Tra le opere previste, un rilievo fondamentale spetta al cantiere compreso nello snodo urbano tra il ponte di Porta Schiavonia e il ponte della ferrovia, un intervento particolarmente atteso e sollecitato dalla comunità locale. In questo tratto specifico, le squadre tecniche saranno impegnate in una complessa operazione di sbancamento delle aree golenali, accompagnata dall’adeguamento della sagoma dell’alveo e dal significativo potenziamento delle opere di difesa spondale già presenti, con l’obiettivo prioritario di velocizzare il deflusso idrico e ridurre la pressione sulle sponde nei momenti di massima piena.

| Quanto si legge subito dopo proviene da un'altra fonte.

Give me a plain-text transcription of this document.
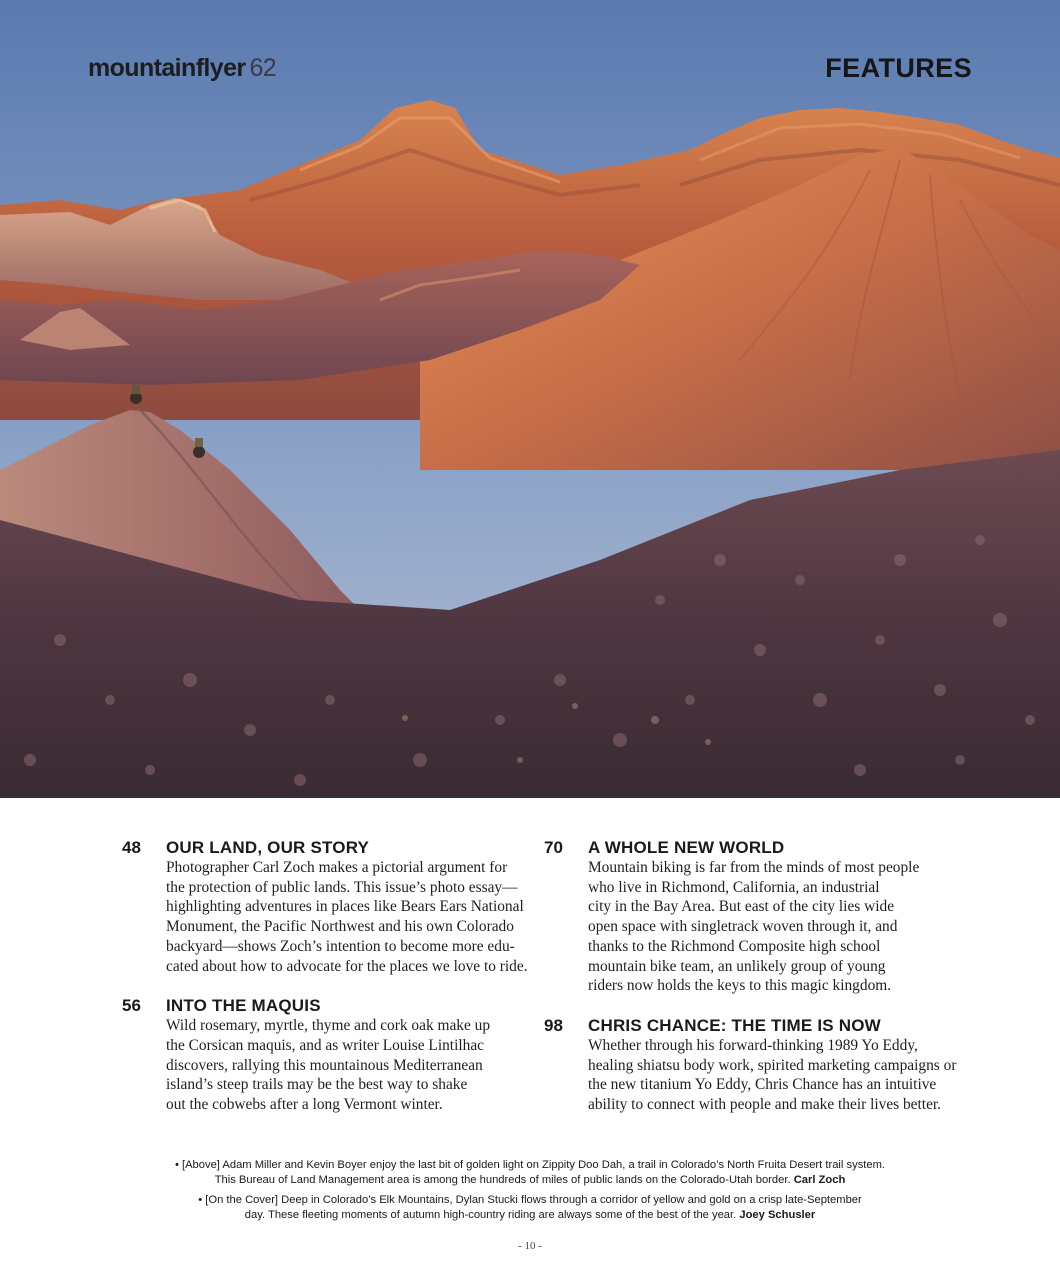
mountainflyer 62	FEATURES
48 OUR LAND, OUR STORY

Photographer Carl Zoch makes a pictorial argument for
the protection of public lands. This issue’s photo essay—
highlighting adventures in places like Bears Ears National
Monument, the Pacific Northwest and his own Colorado
backyard—shows Zoch’s intention to become more edu-
cated about how to advocate for the places we love to ride.

56 INTO THE MAQUIS

Wild rosemary, myrtle, thyme and cork oak make up
the Corsican maquis, and as writer Louise Lintilhac
discovers, rallying this mountainous Mediterranean
island’s steep trails may be the best way to shake
out the cobwebs after a long Vermont winter.

70 A WHOLE NEW WORLD

Mountain biking is far from the minds of most people
who live in Richmond, California, an industrial
city in the Bay Area. But east of the city lies wide
open space with singletrack woven through it, and
thanks to the Richmond Composite high school
mountain bike team, an unlikely group of young
riders now holds the keys to this magic kingdom.

98 CHRIS CHANCE: THE TIME IS NOW

Whether through his forward-thinking 1989 Yo Eddy,
healing shiatsu body work, spirited marketing campaigns or
the new titanium Yo Eddy, Chris Chance has an intuitive
ability to connect with people and make their lives better.

• [Above] Adam Miller and Kevin Boyer enjoy the last bit of golden light on Zippity Doo Dah, a trail in Colorado’s North Fruita Desert trail system.
This Bureau of Land Management area is among the hundreds of miles of public lands on the Colorado-Utah border. Carl Zoch

• [On the Cover] Deep in Colorado’s Elk Mountains, Dylan Stucki flows through a corridor of yellow and gold on a crisp late-September
day. These fleeting moments of autumn high-country riding are always some of the best of the year. Joey Schusler

- 10 -
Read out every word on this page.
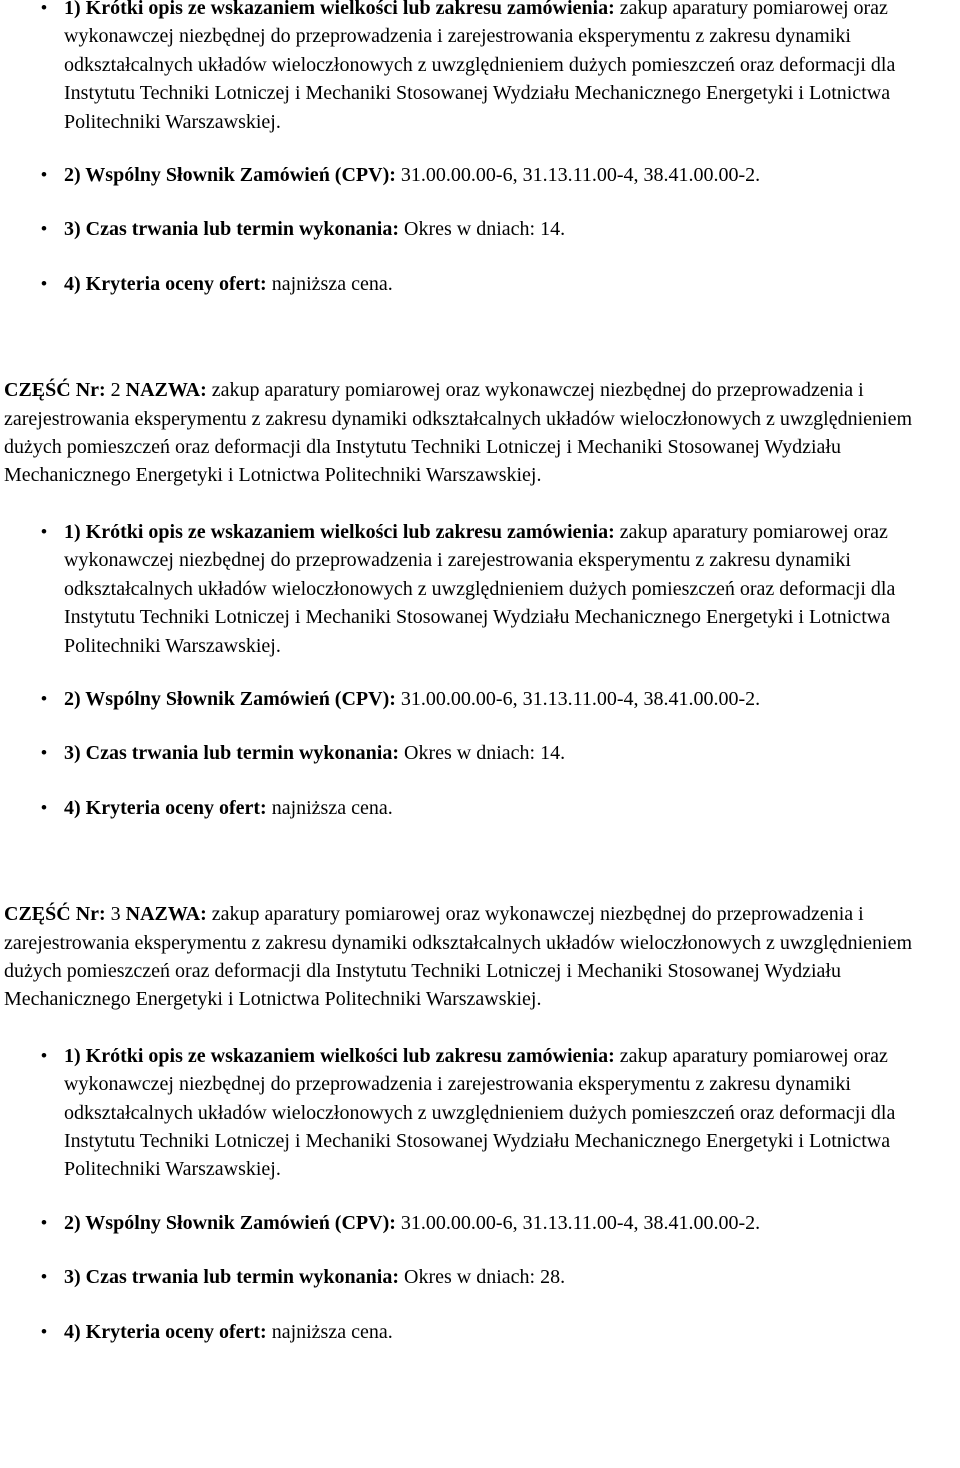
• 1) Krótki opis ze wskazaniem wielkości lub zakresu zamówienia: zakup aparatury pomiarowej oraz wykonawczej niezbędnej do przeprowadzenia i zarejestrowania eksperymentu z zakresu dynamiki odkształcalnych układów wieloczłonowych z uwzględnieniem dużych pomieszczeń oraz deformacji dla Instytutu Techniki Lotniczej i Mechaniki Stosowanej Wydziału Mechanicznego Energetyki i Lotnictwa Politechniki Warszawskiej.
• 2) Wspólny Słownik Zamówień (CPV): 31.00.00.00-6, 31.13.11.00-4, 38.41.00.00-2.
• 3) Czas trwania lub termin wykonania: Okres w dniach: 14.
• 4) Kryteria oceny ofert: najniższa cena.

CZĘŚĆ Nr: 2 NAZWA: zakup aparatury pomiarowej oraz wykonawczej niezbędnej do przeprowadzenia i zarejestrowania eksperymentu z zakresu dynamiki odkształcalnych układów wieloczłonowych z uwzględnieniem dużych pomieszczeń oraz deformacji dla Instytutu Techniki Lotniczej i Mechaniki Stosowanej Wydziału Mechanicznego Energetyki i Lotnictwa Politechniki Warszawskiej.

• 1) Krótki opis ze wskazaniem wielkości lub zakresu zamówienia: zakup aparatury pomiarowej oraz wykonawczej niezbędnej do przeprowadzenia i zarejestrowania eksperymentu z zakresu dynamiki odkształcalnych układów wieloczłonowych z uwzględnieniem dużych pomieszczeń oraz deformacji dla Instytutu Techniki Lotniczej i Mechaniki Stosowanej Wydziału Mechanicznego Energetyki i Lotnictwa Politechniki Warszawskiej.
• 2) Wspólny Słownik Zamówień (CPV): 31.00.00.00-6, 31.13.11.00-4, 38.41.00.00-2.
• 3) Czas trwania lub termin wykonania: Okres w dniach: 14.
• 4) Kryteria oceny ofert: najniższa cena.

CZĘŚĆ Nr: 3 NAZWA: zakup aparatury pomiarowej oraz wykonawczej niezbędnej do przeprowadzenia i zarejestrowania eksperymentu z zakresu dynamiki odkształcalnych układów wieloczłonowych z uwzględnieniem dużych pomieszczeń oraz deformacji dla Instytutu Techniki Lotniczej i Mechaniki Stosowanej Wydziału Mechanicznego Energetyki i Lotnictwa Politechniki Warszawskiej.

• 1) Krótki opis ze wskazaniem wielkości lub zakresu zamówienia: zakup aparatury pomiarowej oraz wykonawczej niezbędnej do przeprowadzenia i zarejestrowania eksperymentu z zakresu dynamiki odkształcalnych układów wieloczłonowych z uwzględnieniem dużych pomieszczeń oraz deformacji dla Instytutu Techniki Lotniczej i Mechaniki Stosowanej Wydziału Mechanicznego Energetyki i Lotnictwa Politechniki Warszawskiej.
• 2) Wspólny Słownik Zamówień (CPV): 31.00.00.00-6, 31.13.11.00-4, 38.41.00.00-2.
• 3) Czas trwania lub termin wykonania: Okres w dniach: 28.
• 4) Kryteria oceny ofert: najniższa cena.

Parallelamente, le attività di manutenzione ordinaria e straordinaria — focalizzate su estesi sfalci della vegetazione ripariale e sulla riprofilatura degli alvei — si estenderanno lungo i tratti fluviali che attraversano i comuni di Forlimpopoli, Bertinoro, Meldola e Castrocaro Terme e Terra del Sole, garantendo una protezione omogenea a tutto il comprensorio.
A sottolineare il valore strategico dell’avvio delle opere è stato il consigliere regionale del Partito Democratico, Daniele Valbonesi, il quale ha evidenziato come, archiviata la primissima fase dedicata esclusivamente alla gestione dell’urgenza, l’attenzione delle istituzioni sia ora pienamente concentrata sulla ricostruzione strutturale. L’obiettivo a lungo termine resta quello di investire sulla piena funzionalità dei fiumi per mitigare e prevenire con efficacia i contraccolpi dei frequenti eventi meteo estremi legati al cambiamento climatico.